The diffusion-based text-to-image generation has achieved remarkable progress and realistic content generation performance, greatly promoting the development of text-to-video generation. Although equipped with powerful image diffusion models, video generation modeling still requires massive labeled data and a high training resource cost. Recently, some work has focused on cost-effective video generation in a one-shot or few-shot manner based on the image diffusion model with the least demand for video data and computing resources. However, these video generation models only support the generation of one motion pattern. It raises the question: How can we improve generation freedom with a light training burden? In this paper, we explore the cost-effective video generation for adaptive motion concepts by learning motion priors from a small set of video data. Specifically, we construct a learnable bank for motion concepts and propose the Dual-Semantic-guided Motion Attention module to locate the corresponding concept from the bank with the guidance of textual semantic and visual semantic.
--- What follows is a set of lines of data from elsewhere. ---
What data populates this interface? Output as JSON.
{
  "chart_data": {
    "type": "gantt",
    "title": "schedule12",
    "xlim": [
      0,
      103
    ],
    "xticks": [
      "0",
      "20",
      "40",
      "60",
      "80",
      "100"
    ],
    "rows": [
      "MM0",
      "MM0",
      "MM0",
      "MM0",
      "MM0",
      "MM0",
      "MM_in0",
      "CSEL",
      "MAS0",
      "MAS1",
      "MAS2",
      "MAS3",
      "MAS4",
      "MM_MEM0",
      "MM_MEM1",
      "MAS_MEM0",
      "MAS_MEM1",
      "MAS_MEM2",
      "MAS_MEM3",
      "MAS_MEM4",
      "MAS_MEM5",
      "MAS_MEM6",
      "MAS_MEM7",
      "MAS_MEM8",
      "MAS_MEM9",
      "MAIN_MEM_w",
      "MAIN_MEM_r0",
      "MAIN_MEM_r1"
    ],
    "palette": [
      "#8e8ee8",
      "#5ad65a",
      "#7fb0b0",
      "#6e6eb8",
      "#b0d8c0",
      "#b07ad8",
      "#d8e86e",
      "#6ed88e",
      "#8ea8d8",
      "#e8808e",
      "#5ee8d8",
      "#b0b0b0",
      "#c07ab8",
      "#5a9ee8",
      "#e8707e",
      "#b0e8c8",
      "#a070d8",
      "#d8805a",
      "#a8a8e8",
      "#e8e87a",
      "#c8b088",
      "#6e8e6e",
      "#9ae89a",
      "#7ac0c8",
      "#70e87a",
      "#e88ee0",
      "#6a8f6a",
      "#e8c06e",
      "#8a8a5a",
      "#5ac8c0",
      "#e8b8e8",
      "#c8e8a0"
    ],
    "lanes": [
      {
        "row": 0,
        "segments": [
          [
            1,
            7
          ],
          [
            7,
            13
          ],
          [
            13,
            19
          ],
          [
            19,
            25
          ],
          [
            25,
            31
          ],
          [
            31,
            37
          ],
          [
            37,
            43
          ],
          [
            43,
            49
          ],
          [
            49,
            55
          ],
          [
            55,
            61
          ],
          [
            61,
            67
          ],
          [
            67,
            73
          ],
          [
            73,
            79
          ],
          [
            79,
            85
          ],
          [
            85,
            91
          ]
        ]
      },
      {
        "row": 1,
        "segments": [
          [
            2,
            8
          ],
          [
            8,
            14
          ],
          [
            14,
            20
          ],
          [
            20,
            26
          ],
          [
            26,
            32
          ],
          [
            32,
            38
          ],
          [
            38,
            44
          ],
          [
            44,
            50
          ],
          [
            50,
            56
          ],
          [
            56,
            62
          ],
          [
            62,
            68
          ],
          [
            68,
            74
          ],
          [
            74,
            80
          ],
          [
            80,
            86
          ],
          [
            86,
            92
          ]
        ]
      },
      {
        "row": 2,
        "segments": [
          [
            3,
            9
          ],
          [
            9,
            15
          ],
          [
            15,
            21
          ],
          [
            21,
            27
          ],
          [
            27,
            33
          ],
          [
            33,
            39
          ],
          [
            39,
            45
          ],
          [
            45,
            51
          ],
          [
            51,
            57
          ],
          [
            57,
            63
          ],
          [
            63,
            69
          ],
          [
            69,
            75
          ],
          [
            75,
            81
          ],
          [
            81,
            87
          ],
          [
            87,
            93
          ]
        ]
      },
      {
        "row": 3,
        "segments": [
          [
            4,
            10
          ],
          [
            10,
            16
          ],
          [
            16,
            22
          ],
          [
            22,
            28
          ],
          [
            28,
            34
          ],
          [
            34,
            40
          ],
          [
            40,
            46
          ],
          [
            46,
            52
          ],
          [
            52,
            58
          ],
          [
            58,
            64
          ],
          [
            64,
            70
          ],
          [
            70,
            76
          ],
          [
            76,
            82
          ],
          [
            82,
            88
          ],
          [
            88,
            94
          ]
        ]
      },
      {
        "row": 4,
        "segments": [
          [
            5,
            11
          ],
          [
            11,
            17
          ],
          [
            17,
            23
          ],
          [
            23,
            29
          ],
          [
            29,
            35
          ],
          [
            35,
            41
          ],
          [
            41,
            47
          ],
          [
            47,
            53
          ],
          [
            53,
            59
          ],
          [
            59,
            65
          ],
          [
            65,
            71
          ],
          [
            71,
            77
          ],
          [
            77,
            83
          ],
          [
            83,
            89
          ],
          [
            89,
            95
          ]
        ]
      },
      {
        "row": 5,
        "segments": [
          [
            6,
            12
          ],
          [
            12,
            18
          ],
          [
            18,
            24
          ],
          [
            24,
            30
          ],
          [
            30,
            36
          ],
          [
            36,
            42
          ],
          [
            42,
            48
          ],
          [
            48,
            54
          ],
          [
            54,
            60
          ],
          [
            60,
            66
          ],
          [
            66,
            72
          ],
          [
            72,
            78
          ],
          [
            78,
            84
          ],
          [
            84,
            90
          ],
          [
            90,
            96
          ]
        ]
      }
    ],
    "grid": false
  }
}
The extracted motion priors are inserted into video latents via the lightweight motion injection layer, which integrates motion semantic effectively with much fewer parameters compared to the conventional temporal attention layer. In addition, we introduce a temporal-aware noise prior and an inter-frame consistency constraint to strengthen the learning of temporal dependency and improve video smoothness. Extensive experiments validate that the proposed method can learn motion priors adaptively from a small set of training videos to generate smooth videos that involve single or multiple motion concepts. The results demonstrate that our method achieves superior performance compared to existing few-shot video generation methods and even some large-scale video generation models.